Uma vez só, as palavras do doutor Silva voltam a correr pelas linhas da agenda, cobrem totalmente o dia, cheio de compromissos, que se seguirá.

...não sobrepujam o brilho de meu crédito, no banco assenta-se minha dignidade. Cuspir em letras as asas sofridas, isto é tudo? Não, nem tudo se resume a corrosão dos sonhos; lágrimas assinarão os versos vindouros, sem identidade, sem existência.

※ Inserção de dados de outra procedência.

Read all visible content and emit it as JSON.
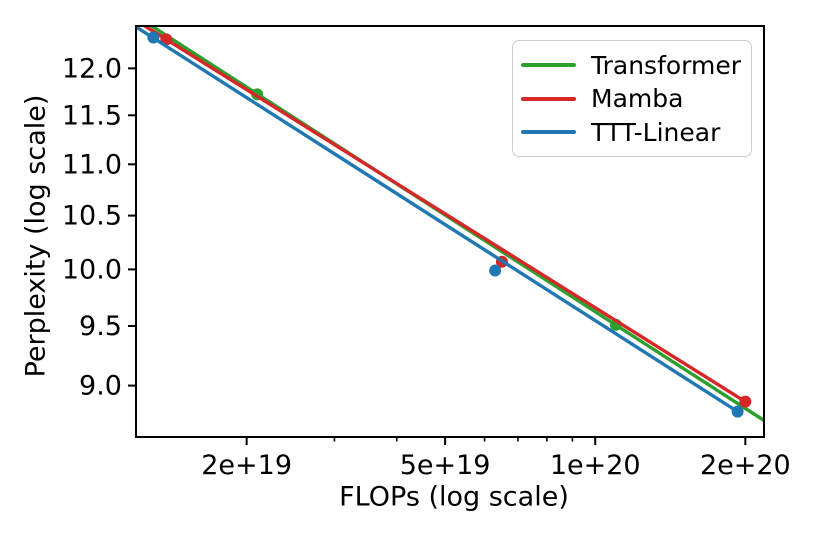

           Foto da família Silva no sitio em Manaus, Amazonas. Da esquerda para direita: o avô, Roberto, o pai, Beto, e o neto, Robson.


8 comentários:

Thayna_sp disse...

Muito forte o texto, adorei!
Fiquei curosa para ver seu desenho, aqui em casa não apareceu.

Bjks

Estante Velha disse...

Salve Thayna!
A "imagem" é esta que vc viu msm. Você já é a segunda pessoa que me pergunta da imagem, acho q deveria ter sido mais claro. Ela é só o quadro em branco,pois assim vc cria a imagem q quiser, ao mesmo tempo em q representa, onde a vida deste médico o leva, ao esquecimento.:)
Um abraço e obrigado pelo comentário

Dungeonmaster disse...

Muto loko o texto, tem uma profundidade ímpar.
Qdo tiver um tempo dá uma visitada em meu blog e me diz o que acha.

Rachel disse...

Olá Rafa!
Muito massa seu blog...vou ler com calma seus post.
bjs

Estante Velha disse...

Falae Rogério!
Muito bom seu blog, comentei alguns textos lá...dá uma olhada.
Um abraço

Estante Velha disse...

Obrigado pelo elogio Rachel, sinta-se a vontade nestas prateleiras largadas as traças.
Um abraço.

Luism disse...

Boa tarde Rafael,

Muito interessante seu texto, e como você pediu para que eu lesse criticamente, o fiz.
Gostaria que você se atentasse um pouco mais a voz autoral, que em certos momentos parecesse adentrar a voz do narrador / escritor da história, o médico.
Outra coisa, você tem uma tendência dramática muito forte, mas como o conto é muito curto, acaba não chegando muito bem ao leitor, pois este não consegue se apegar ao personagem, pois não teve tempo. Sugiro que você escreva coisas mais longas, dedicando maior tempo a criação do elo entre personagem e leitor.
No mais, o texto está bem consistente.

Um abraço e não desista.

Luis Miguel

Estante Velha disse...

Salve professor Luís!
Muito obrigado pela crítica, ela é muito importante, me faz perceber que não estou falando com o espelho.
Quanto a "intromissão" autoral, acho intrigante, você poderia, por favor, me mostrar o trecho, para que eu possa pensar melhor.
Com relação ao drama, vivo me policiando, queria ser capaz de escrever um texto mais seco, mais magro, mas tenho muita dificuldade com isso. Imagina isso em um romance? Temo que o drama cresça ainda mais.
Um abraço e é bem vindo pra continuar com suas visitas.